Goldstein Museum of Design is named in honor of two sisters who changed the way Americans value design. Harriet and Vetta Goldstein taught Related Arts in the School of Home Economics at the University of Minnesota from 1910 until 1949, introducing students to the new idea of design harmony and the process of formal analysis to solve design problems.
As instructors, they were thoughtful and encouraging, inspiring students with their passion for supporting good design. Their leadership helped shape design education at the University for decades and set the direction for the College of Design.
The Goldstein sisters studied with pioneering educator Frank Parsons at the New York School of Fine and Applied Arts (now the Parsons School of Design). Parsons had begun a series of groundbreaking programs in fashion, interior design, and graphic design that combined art concepts with industrial design. The Goldstein sisters adapted Parsons’ modern concept of design to their teaching at the University and to their textbook Art in Every day Life (1925, four editions,11 reprintings).

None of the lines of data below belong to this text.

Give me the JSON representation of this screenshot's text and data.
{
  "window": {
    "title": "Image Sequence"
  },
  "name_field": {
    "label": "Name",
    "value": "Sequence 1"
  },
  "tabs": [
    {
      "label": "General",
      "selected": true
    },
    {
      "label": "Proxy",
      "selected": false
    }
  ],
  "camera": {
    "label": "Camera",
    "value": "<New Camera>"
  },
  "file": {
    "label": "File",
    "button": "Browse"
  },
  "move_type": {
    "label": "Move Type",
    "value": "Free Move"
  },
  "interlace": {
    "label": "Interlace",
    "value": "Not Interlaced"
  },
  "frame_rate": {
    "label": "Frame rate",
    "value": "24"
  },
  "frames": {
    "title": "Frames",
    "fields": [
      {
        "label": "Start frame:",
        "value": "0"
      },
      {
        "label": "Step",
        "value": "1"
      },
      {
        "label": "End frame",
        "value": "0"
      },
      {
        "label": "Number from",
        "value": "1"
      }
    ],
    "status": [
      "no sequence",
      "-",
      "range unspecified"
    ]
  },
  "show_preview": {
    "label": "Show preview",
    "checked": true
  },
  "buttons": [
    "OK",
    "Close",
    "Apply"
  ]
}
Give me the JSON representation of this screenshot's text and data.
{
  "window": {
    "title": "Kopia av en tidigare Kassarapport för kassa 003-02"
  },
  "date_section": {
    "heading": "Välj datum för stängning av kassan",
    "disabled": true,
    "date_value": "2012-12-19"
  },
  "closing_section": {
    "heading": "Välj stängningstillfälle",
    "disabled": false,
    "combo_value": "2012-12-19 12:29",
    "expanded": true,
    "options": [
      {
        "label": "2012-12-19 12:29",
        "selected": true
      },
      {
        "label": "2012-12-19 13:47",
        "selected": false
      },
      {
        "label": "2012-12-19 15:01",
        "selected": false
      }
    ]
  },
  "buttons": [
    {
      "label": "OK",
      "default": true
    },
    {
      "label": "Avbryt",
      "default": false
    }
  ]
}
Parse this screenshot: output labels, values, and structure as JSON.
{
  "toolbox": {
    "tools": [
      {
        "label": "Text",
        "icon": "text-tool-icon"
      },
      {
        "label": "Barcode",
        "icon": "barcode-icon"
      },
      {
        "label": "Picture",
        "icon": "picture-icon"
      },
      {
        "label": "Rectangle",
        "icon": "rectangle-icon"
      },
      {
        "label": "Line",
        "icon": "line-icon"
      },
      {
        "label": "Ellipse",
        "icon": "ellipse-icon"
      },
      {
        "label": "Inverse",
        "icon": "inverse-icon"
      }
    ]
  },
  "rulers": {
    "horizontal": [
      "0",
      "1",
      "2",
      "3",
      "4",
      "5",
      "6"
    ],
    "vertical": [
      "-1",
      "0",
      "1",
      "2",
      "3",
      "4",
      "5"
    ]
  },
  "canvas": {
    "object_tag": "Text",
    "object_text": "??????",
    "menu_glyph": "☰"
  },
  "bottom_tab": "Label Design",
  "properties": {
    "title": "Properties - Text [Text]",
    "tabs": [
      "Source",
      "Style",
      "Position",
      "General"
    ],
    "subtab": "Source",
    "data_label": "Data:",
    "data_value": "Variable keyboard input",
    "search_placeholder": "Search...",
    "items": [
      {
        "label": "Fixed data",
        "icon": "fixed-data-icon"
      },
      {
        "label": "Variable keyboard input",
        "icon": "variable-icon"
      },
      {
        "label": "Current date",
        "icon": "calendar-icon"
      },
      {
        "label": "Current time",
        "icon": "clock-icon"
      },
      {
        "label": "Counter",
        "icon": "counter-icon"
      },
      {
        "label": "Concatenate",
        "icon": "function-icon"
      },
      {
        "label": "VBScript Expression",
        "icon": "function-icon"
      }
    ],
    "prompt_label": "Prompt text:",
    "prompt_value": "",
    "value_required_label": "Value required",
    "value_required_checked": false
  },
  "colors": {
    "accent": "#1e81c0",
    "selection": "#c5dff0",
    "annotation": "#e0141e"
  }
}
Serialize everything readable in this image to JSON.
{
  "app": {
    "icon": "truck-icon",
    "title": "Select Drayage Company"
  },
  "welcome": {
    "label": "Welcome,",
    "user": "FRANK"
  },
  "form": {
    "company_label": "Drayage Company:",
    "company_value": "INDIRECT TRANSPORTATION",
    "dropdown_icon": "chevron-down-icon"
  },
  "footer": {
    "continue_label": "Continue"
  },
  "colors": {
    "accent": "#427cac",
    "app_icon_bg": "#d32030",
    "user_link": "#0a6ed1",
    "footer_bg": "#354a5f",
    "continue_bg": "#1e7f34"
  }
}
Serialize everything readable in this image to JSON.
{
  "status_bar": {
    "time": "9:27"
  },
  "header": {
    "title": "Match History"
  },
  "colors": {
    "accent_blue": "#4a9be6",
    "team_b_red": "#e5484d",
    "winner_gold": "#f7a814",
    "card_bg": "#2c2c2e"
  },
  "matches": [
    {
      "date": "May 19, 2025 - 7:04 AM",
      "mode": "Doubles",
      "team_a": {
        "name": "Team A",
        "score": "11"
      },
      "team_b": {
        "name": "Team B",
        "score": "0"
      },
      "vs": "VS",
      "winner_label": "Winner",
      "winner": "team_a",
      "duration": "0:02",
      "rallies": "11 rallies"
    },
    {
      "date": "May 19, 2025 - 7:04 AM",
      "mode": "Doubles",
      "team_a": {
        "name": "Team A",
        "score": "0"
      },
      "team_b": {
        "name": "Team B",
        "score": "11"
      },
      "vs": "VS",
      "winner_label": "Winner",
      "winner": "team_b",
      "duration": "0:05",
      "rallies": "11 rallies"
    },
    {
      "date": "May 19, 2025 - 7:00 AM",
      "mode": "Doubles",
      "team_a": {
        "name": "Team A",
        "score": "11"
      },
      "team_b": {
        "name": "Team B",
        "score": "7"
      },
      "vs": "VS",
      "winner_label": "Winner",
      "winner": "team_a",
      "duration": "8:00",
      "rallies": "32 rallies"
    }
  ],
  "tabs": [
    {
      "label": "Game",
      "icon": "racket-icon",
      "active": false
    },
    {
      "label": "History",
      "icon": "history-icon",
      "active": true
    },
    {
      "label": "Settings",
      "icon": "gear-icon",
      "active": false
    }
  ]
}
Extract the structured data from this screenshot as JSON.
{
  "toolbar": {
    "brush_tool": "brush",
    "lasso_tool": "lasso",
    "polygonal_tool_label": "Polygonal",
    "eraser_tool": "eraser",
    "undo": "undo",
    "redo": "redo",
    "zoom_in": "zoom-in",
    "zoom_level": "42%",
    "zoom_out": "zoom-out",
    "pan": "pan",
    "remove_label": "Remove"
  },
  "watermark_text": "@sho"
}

From the late 1920s through the 1950s, Art in Every day Life was used in classes at colleges and universities across the country, helping countless students gain the ability to recognize and create design harmony in their lives. By the 1930s, so many students had learned how to examine design problems that even major industrial designers noticed women demanding better-designed products.
With the expansion of McNeal Hall in 1976, the Goldstein Gallery (now the Goldstein Museum of Design) was dedicated as a tribute to Harriet and Vetta Goldstein. Their leadership helped shape design education across the country and set the direction for the College of Design. Their legacy lives on in the growing collection of design objects and the many exhibitions, past, present, and future.